O presidente executivo do Millennium bcp foi esta quinta-feira ouvido no parlamento acerca do processo de despedimentos em curso.

Elisabete Tavares
O CEO do banco Millennium BCP, Miguel Maya, durante a conferência de imprensa de divulgação dos resultados do 1.º trimestre de 2021 da instituíção bancária, na sede do Tagus Park em Oeiras, 17 de maio de 2021. TIAGO PETINGA/LUSA © LUSA

O presidente executivo do Millennium bcp, Miguel Maya, afirmou esta quinta-feira que o programa de redução de pessoal em curso no banco "não tem nada a ver com a pandemia".

"Tem muito a ver com as transformações estruturais que se estão a verificar no setor financeiro", salientou o CEO do BCP, numa audição que decorreu esta tarde na Comissão de Trabalho e Segurança Social.

O BCP tem em curso um processo que envolve a saída de entre 800 e 900 trabalhadores do banco, sendo que o banco admite a possibilidade de vir a recorrer ao despedimento coletivo.

O CEO do BCP frisou que, no último ano e meio, foram aceleradas muitas tendências no setor da banca, que só se esperava que se desenrolassem num período de quatro a cinco anos, exemplificando com o caso do maior acesso de clientes a serviços digitais e também na adaptação tecnológica do negócio ao trabalho.

Disse ainda que houve "um conjunto vasto de operadores que entraram dentro do sistema financeiro". Lembrou que, a pressionar o setor, está ainda o facto de a crise económica levar a que as taxas de juro se mantenham "reduzidas por um período mais longo de tempo".
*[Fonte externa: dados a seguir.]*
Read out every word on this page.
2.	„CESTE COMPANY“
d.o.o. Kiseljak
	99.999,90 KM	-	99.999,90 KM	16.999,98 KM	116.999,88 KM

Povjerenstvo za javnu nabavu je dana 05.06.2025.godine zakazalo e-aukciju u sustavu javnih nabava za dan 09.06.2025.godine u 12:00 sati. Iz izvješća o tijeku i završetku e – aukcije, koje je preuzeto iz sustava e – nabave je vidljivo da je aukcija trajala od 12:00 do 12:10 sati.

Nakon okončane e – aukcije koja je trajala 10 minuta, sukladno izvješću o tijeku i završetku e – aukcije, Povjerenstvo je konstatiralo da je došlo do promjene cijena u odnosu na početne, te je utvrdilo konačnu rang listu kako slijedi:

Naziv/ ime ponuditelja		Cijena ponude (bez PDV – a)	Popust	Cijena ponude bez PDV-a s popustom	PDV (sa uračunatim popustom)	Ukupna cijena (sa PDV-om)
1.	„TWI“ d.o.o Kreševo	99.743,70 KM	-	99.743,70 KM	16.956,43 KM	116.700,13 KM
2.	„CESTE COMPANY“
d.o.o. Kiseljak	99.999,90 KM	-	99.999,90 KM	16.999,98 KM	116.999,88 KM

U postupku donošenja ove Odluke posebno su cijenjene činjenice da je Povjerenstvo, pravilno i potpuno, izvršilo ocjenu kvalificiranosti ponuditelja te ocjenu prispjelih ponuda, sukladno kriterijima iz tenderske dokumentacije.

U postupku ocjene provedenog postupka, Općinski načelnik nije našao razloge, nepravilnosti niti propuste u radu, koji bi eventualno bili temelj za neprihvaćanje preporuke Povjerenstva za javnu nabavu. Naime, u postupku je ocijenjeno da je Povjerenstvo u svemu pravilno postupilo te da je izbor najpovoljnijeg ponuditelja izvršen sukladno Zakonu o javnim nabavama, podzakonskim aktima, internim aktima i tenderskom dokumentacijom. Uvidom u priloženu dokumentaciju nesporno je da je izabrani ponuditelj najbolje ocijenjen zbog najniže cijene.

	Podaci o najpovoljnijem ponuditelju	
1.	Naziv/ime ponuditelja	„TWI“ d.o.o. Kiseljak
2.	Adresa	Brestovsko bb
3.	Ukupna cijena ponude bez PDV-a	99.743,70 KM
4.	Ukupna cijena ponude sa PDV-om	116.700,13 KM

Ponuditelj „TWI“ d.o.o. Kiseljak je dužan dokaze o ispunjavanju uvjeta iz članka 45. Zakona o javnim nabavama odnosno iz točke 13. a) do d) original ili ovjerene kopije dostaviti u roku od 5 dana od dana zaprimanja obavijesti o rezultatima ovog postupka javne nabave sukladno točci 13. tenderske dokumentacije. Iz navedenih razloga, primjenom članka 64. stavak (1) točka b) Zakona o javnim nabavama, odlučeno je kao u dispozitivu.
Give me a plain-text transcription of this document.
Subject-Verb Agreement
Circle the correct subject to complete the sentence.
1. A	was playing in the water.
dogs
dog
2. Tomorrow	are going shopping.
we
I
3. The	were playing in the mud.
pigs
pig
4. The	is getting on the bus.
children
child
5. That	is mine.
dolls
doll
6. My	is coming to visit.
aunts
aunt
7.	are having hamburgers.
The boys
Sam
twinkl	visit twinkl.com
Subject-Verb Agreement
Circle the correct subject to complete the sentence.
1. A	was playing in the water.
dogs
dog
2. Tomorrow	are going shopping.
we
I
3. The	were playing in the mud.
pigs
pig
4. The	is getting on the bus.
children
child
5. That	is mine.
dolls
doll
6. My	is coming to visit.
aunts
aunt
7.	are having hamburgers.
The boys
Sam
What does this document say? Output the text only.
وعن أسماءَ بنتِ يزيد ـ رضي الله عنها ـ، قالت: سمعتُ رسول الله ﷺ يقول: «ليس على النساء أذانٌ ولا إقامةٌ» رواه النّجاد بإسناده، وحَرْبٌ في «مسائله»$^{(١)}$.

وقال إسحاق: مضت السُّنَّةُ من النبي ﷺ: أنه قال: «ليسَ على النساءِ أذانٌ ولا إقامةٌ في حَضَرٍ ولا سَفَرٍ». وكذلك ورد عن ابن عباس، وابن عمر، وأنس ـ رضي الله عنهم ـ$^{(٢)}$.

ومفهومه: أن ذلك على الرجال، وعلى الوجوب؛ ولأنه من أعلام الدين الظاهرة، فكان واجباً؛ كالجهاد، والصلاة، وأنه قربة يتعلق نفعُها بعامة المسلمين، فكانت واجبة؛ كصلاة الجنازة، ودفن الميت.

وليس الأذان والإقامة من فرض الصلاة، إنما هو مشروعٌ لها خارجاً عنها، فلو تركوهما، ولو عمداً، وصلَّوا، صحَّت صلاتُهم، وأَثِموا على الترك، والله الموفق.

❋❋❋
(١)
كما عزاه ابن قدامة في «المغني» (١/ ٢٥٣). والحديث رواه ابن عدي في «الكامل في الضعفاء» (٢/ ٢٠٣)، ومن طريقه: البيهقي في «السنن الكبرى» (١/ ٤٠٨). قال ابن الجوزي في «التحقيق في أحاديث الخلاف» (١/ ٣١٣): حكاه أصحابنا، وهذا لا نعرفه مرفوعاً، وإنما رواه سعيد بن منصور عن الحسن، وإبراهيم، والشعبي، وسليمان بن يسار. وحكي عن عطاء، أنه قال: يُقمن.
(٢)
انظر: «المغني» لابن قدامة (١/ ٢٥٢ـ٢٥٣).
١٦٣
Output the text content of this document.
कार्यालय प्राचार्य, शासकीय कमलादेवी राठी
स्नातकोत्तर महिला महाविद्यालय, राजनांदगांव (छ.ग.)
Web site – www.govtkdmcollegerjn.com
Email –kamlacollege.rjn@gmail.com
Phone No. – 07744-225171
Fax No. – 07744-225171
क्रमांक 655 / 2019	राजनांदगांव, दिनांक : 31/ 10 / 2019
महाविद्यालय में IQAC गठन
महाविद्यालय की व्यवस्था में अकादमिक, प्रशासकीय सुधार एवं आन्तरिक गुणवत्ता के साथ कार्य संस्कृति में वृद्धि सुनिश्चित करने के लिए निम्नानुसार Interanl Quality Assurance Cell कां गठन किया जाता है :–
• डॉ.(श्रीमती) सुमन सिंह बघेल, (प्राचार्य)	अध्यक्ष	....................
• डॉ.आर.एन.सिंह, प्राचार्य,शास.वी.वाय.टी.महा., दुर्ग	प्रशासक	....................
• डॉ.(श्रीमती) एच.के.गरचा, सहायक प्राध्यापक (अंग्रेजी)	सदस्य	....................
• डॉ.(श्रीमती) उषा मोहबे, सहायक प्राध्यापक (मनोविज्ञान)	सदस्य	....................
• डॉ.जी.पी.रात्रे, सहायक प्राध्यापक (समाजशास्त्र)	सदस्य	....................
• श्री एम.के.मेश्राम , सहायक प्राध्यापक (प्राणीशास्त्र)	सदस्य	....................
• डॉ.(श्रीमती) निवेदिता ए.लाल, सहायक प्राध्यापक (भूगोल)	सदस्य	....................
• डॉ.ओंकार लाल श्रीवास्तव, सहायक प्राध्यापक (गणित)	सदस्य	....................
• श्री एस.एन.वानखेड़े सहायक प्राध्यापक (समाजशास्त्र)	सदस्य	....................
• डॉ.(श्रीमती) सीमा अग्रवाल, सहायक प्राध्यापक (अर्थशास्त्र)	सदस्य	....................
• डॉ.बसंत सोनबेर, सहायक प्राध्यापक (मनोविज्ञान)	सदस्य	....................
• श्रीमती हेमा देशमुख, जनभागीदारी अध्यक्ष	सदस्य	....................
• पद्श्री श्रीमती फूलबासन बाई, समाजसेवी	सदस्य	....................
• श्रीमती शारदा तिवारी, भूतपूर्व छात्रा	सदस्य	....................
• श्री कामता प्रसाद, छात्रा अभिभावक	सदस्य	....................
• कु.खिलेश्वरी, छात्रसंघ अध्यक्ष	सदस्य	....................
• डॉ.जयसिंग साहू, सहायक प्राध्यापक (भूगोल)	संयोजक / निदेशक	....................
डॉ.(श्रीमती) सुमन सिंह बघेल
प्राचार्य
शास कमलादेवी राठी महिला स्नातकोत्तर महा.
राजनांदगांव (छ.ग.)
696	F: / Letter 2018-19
Além de outros motivos, destacou também que o banco transferiu 450 milhões de euros para o Fundo de Resolução nos últimos anos, sendo que só no último trimestre o valor pago chegou a 56 milhões de euros, o que afeta a capacidade dos bancos com sede em Portugal de serem competitivos.

"Deem-nos condições para poder competir com as mesmas regras com os outros bancos", pediu.

Destacou que os bancos também estão impossibilitados de "cobrar aos maiores depositantes", enquanto em outros países europeus essa possibilidade é permitida.

O CEO do BCP indicou que, se os bancos em Portugal não forem ajudados, "sem favor", a conseguirem competir no espaço europeu, "dentro de três a quatro anos o que temos é consolidação". "O que teremos é, mais uma vez, menos bancos com sede em Portugal", alertou.